The “Shelter-in-Place” market
It is hard to believe that in three short months we have gone from hearing about a strange virus emerging in China and seeing news accounts of that country’s seemingly draconian steps to contain its spread, to now being faced with it in our own communities. The virus will have significant and far-reaching ramifications for years to come, affecting government policy, politics, social behavior, economics, business and capital markets. What have been some of the recent effects, and will these be long-lasting factors for investors to consider?
The preliminary estimate of GDP for the first quarter indicated the economy declined at a 4.8% annual rate, heralding the start of a recession. The most striking impact has been on the labor market, as more than 26 million unemployment claims have been made in just the last five weeks—a weekly average of approximately 5.3 million. These disturbing numbers are in stark contrast to the roughly 220,000 average weekly claims recorded over many previous years. Employment, income and consumer spending are the key drivers to the U.S. economy. As the economy slowly reopens on a state-by-state basis, employment levels will take a long time to recover, thus diminishing final demand for goods and services for some time to come.
With final demand suppressed, corporations will be reluctant to make significant investments to grow or improve their businesses. This issue is magnified given the relatively high level of debt that corporations collectively have taken over the previous long expansion. Fortunately, the interest cost to service this debt is at historically low levels, while the banking system and bond market have been willing to provide long-term funding. It’s also expected that corporations will significantly curtail stock buyback activity. Corporations had been the single biggest buyer of their own stocks over the past few years, which helped to propel prices higher.
The federal government has quickly responded to this crisis. The Federal Reserve has opened its extensive monetary “tool box” to keep the “monetary plumbing” of the economy running in an orderly manner, while Congress has also stepped in to provide unprecedented fiscal support to individual citizens and businesses. These programs are not “stimulus” measures as compared to past government initiatives, but they are intended to be a financial bridge until the economy fully reopens. The cost of this bridge is significant; the government will have to issue trillions of dollars in debt for the foreseeable future. The long-term implications of this huge ramp up in federal borrowing, along with extremely accommodative Federal Reserve policy, is difficult to ascertain. Conventional economics would indicate the potential for higher inflation and higher interest rates in the long term. However, these are not conventional times. High levels of unemployment, excess productive capacity globally, collapsing commodity prices (especially oil) and diminished private sector borrowing demand are powerful countervailing forces to higher inflation.

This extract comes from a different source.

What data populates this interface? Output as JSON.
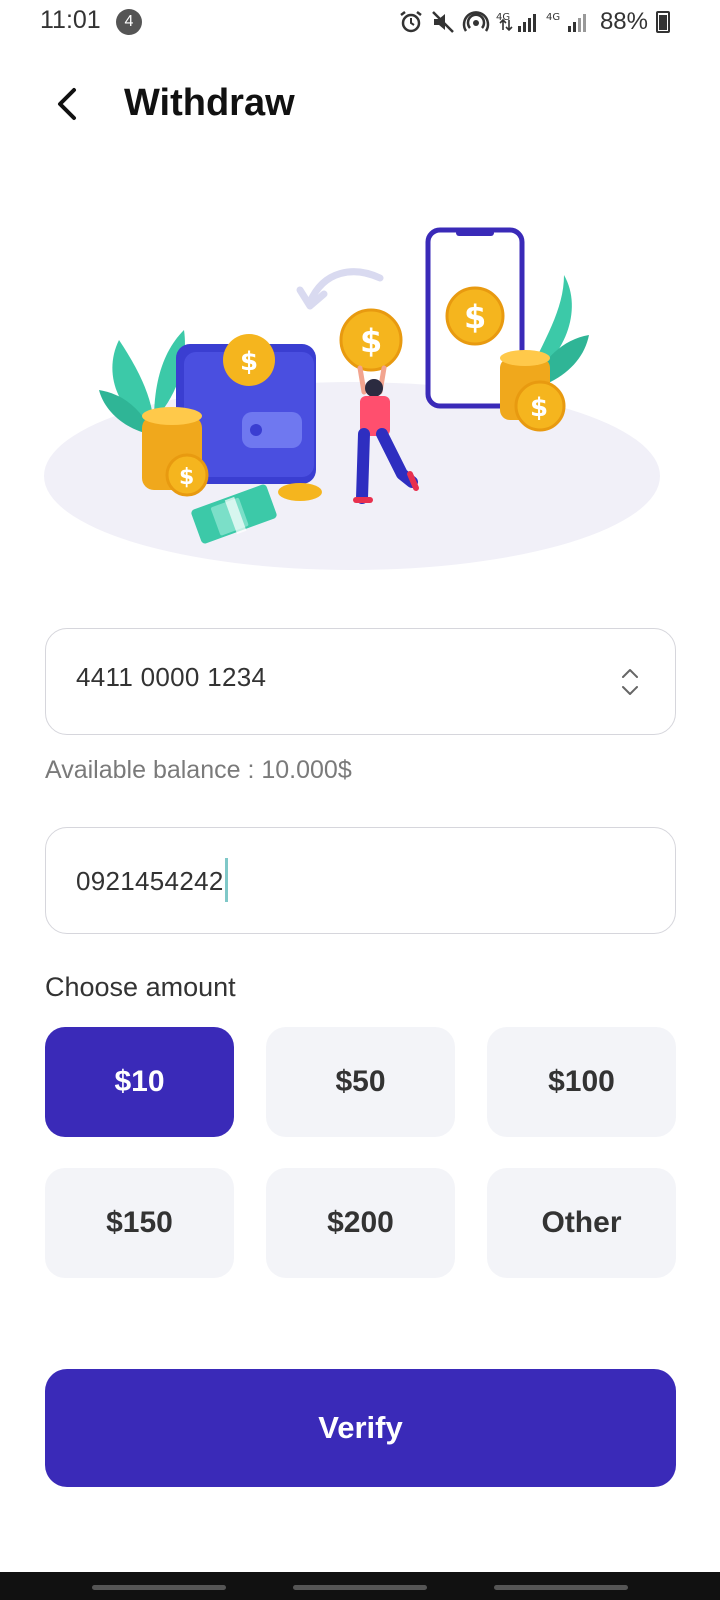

What are the implications of this economic and policy backdrop for the capital markets?
A sudden and sharp decline in the economy and aggressive policy responses have pushed yields on U.S. treasury bonds down to levels previously unthinkable, with most treasury securities yielding under 1%. Yields on corporate bonds have now stabilized, but in a wide range, depending on credit quality; from 2% for high-quality borrowers to 10%-plus for high-risk borrowers. With inflation trending down in the near term and the Federal Reserve doing everything it can to support markets, interest rates are expected to remain low for quite some time. Although rates are low, credit spreads are very wide, providing meaningful income relative to inflation. With investor cash levels very high and earning inconsequential yields in money market funds, and foreign bond markets at negative yields, expect the demand for incremental yield to resume. A well-diversified portfolio of bonds will remain a key component of an investor’s asset mix. For investors in higher tax brackets, municipal bond yields are compelling, particularly given the very real possibility of tax rate increases to help offset budget deficits in future years.

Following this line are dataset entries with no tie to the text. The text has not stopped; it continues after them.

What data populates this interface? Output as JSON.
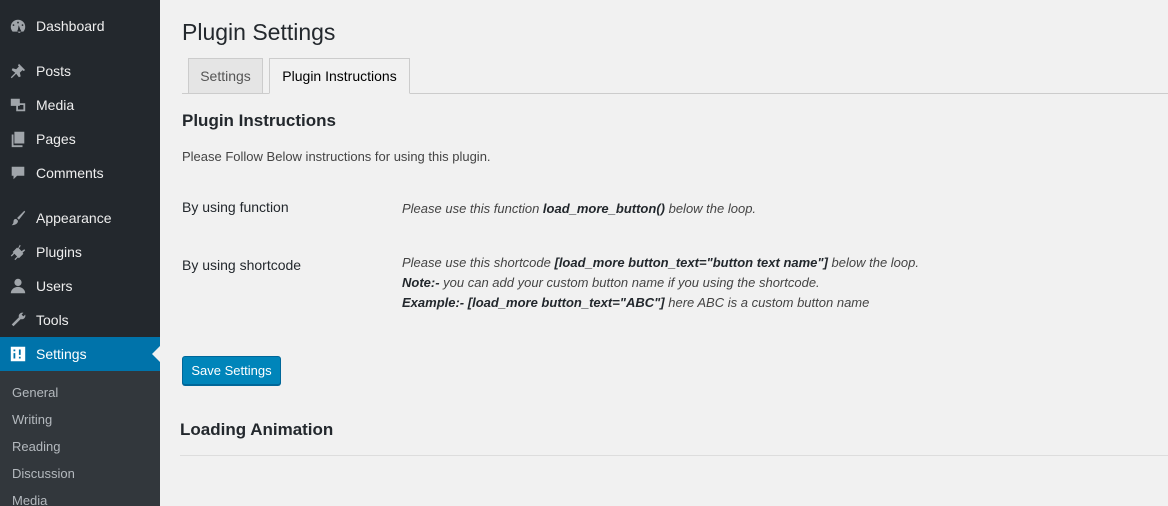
{
  "sidebar": {
    "items": [
      {
        "label": "Dashboard",
        "icon": "dashboard-icon"
      },
      {
        "label": "Posts",
        "icon": "pushpin-icon"
      },
      {
        "label": "Media",
        "icon": "media-icon"
      },
      {
        "label": "Pages",
        "icon": "pages-icon"
      },
      {
        "label": "Comments",
        "icon": "comments-icon"
      },
      {
        "label": "Appearance",
        "icon": "brush-icon"
      },
      {
        "label": "Plugins",
        "icon": "plug-icon"
      },
      {
        "label": "Users",
        "icon": "users-icon"
      },
      {
        "label": "Tools",
        "icon": "wrench-icon"
      },
      {
        "label": "Settings",
        "icon": "settings-sliders-icon",
        "active": true
      }
    ],
    "submenu": [
      "General",
      "Writing",
      "Reading",
      "Discussion",
      "Media"
    ]
  },
  "page": {
    "title": "Plugin Settings",
    "tabs": [
      {
        "label": "Settings",
        "active": false
      },
      {
        "label": "Plugin Instructions",
        "active": true
      }
    ]
  },
  "instructions": {
    "heading": "Plugin Instructions",
    "intro": "Please Follow Below instructions for using this plugin.",
    "function_row": {
      "label": "By using function",
      "text_before": "Please use this function ",
      "code": "load_more_button()",
      "text_after": " below the loop."
    },
    "shortcode_row": {
      "label": "By using shortcode",
      "line1_before": "Please use this shortcode ",
      "line1_code": "[load_more button_text=\"button text name\"]",
      "line1_after": " below the loop.",
      "note_label": "Note:-",
      "note_text": " you can add your custom button name if you using the shortcode.",
      "example_label": "Example:-",
      "example_code": " [load_more button_text=\"ABC\"]",
      "example_text": " here ABC is a custom button name"
    }
  },
  "save_button": "Save Settings",
  "loading_heading": "Loading Animation",
  "colors": {
    "sidebar_bg": "#23282d",
    "submenu_bg": "#32373c",
    "accent": "#0073aa",
    "button": "#0085ba",
    "page_bg": "#f1f1f1"
  }
}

The stock market’s surprising rally since the end of March has been powerful, yet also instructive. Once again, the broad market’s 30% rally from its bear market low illustrates the overwhelming influence of Federal Reserve policy actions and historically low interest rates. Flooding the market with liquidity, as the Fed has done, almost always results in stronger stock and bond markets.

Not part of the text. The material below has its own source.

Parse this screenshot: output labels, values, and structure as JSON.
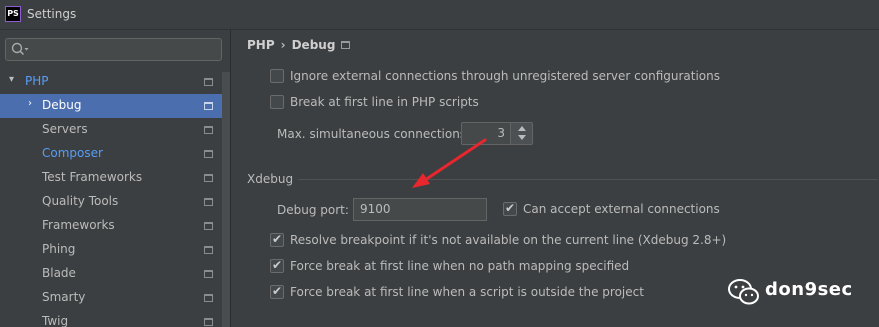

The accompanying chart shows how much stronger this rally off a bear market low has been, compared to market behavior during the Great Financial Crisis. Obviously, massive government response has been a main near-term driver. However, two key longer-term changes in the environment have been key as well. 1) Banking system reforms since 2008 have proven to be helpful in that the system is much better positioned to weather this shock. In fact, it is now a key agent in distributing government cash to citizens and low-interest loans to business. Banking is now part of the solution, not part of the problem. 2) Technology stocks, which have become much more pervasive in the economy and are dominant components of the market, are less prone to traditional business cycle swings. In short, many of these technology business models are well positioned for a “shelter-in-place” economy. Consequently, many technology stocks have been less affected than other sectors of the market. In fact, the NASDAQ Index, which is dominated by technology companies, is now only down 1% since the beginning of the year, as compared with a 13% decline in the Dow Jones Industrial Index.